At first, she didn't want to even leave her apartment. With the help of her friends and neighbors, she learned to move around in darkness.
That struggle was difficult for Jo, who has spent so many years assisting others by helping get foundation grants and discount travel vouchers for seniors, among other things.
But the community stepped up to return her kindness in spades, from cooking her meals to cleaning the dishes to running the shower to helping with the laundry. Her Rye Manor cadre helped get her to the 150 Purchase Street offices of her retina specialist, Dr. Howard Charles, who decided to operate. Her Rye Manor coterie got her to and from the hospital for the delicate surgery and they were at her side as her vision slowly returned.
She still has to cope with her diagnosis of macular degeneration, but she is gradually getting back to being more and more like the old Jo, returning to the Widows and Widowers Club at Scarsdale's Saint Pius Church, for example, where she gives advice and consolation to the newly bereaved and draws on the strength, hope and comfort of those who have learned to play the hand life has dealt them through hard-earned experience.
And now life is returning to normal for Jo, a former bookkeeper whose husband worked in printing and survived some of the bloodiest battles of World War II only to die of emphysema in the 45th year of their marriage.
Jo sees well enough to once again participate in the twice weekly, hour-long Rye Manor chair stretch'n'flex exercises run and funded by the Rye YMCA, a program Jo helped start. She is feeling well enough to get to the beauty parlor for touch ups on her red-haired bouffant that makes her look a decade younger than she is.
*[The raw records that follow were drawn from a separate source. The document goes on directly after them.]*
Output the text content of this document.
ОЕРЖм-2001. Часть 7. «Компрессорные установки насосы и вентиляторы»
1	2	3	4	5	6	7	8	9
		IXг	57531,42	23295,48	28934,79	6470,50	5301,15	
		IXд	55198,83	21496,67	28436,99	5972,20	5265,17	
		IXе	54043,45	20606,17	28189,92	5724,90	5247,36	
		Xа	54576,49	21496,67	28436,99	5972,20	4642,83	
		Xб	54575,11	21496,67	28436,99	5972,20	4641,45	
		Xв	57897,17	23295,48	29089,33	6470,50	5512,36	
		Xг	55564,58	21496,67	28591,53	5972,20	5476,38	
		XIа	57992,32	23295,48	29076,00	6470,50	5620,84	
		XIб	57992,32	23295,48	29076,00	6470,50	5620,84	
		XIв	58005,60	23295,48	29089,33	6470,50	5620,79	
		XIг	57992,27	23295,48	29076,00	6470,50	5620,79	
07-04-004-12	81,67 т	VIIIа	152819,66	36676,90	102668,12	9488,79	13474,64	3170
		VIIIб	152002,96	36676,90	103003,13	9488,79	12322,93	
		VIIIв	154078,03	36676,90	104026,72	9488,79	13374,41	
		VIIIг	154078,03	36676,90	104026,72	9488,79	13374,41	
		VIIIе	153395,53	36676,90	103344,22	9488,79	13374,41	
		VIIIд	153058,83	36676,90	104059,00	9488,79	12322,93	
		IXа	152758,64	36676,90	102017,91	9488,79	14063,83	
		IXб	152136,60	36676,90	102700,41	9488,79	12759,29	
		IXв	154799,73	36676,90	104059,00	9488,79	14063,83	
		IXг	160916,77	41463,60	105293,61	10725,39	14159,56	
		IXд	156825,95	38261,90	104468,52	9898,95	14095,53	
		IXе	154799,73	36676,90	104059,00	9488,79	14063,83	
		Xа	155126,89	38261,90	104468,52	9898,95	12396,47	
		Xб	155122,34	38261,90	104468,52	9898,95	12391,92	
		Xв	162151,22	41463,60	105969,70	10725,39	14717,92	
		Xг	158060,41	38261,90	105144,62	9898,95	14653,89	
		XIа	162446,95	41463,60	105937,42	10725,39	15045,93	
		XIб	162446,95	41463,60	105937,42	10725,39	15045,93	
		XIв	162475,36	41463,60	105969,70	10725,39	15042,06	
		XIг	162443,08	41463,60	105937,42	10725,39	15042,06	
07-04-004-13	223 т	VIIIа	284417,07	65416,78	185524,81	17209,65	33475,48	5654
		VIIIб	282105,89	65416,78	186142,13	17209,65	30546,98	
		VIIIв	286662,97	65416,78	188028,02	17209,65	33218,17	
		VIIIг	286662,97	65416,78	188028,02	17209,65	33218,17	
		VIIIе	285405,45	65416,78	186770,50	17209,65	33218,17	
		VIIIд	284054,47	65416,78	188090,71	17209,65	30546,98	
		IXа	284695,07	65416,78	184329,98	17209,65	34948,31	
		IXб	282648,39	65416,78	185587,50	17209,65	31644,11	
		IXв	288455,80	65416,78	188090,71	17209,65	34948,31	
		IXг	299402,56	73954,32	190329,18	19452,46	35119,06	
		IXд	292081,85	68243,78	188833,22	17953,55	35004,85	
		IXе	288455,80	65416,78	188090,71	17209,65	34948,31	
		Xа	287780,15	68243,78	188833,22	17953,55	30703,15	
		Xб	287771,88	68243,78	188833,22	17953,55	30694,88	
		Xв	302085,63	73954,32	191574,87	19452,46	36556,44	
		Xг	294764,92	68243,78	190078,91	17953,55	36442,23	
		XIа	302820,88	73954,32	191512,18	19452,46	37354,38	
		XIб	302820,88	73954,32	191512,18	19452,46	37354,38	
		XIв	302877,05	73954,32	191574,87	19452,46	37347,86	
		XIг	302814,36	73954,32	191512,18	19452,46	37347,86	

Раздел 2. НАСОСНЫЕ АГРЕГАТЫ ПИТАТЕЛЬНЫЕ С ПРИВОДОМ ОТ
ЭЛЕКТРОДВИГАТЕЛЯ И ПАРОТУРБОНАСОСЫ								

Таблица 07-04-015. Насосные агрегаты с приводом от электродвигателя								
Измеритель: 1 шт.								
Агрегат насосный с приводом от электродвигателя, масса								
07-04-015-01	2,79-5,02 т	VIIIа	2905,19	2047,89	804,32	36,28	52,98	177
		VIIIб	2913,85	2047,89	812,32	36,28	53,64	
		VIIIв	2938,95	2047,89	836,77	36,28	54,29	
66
And she was looking forward to an upcoming Grand Hyatt luncheon meeting of the "Red Hats," those gals who wear those red chapeaus to show how spirited they are, no matter what their age.
She is also busy planning Rye Manor's next excursion, booking the bus and arranging for the tickets so a group of the "girls" can attend dinner theatre to see "Sugar" in July at the Westchester Broadway Theatre in Elmsford, she said.
And she is once again helping run Rye Manor's Bingo evenings, including buying and preparing the coffee. She is back working with Marion Shea and Joe Murphy on the Rye Senior Advisory Council, which recently helped her get a donated vision-enhancing machine that helps her read her mail via the efforts of one of their members, Julia Scwartz-Leeter, executive director of the Riverdale Senior Center.
Her mind is filled with lots of other things, from planning the decorations for special occasions at Rye Manor to being released from her need for regular doctor's appointments for her eyes to mapping out visits to her sons and daughters, who live in Texas, California and in nearby Byram and Danbury.
"See" is the operative word, because her vision has cleared and she can once again see the world around her, including her Rye world where the Lions Club honored her not long ago for her work for seniors in the community.
"Jo is an inspiration to us," says Annie Budd, one of her buddies from Rye Manor. "She is always doing something for somebody, and never expects anything in return," says another Rye Manor friend, Lucille Aciolla.
Jo shrugs off any praise. "I don't understand why anyone would want to write about me?" she says.
"I feel my life has a purpose, and that purpose is to try to help people, especially seniors, because I am one of them, understand them, and know their needs," she says. "I feel blessed. Especially now that I can see the world again through new eyes, something I will never again take for granted."
Michael Iachetta is a retired former nationally syndicated writer, columnist, editor, arts critic and more who has filed award-winning stories from all over the world for The New York Daily News. His column, "I On Rye," profiling life and people in the city of Rye, will appear twice a month on Rye Patch.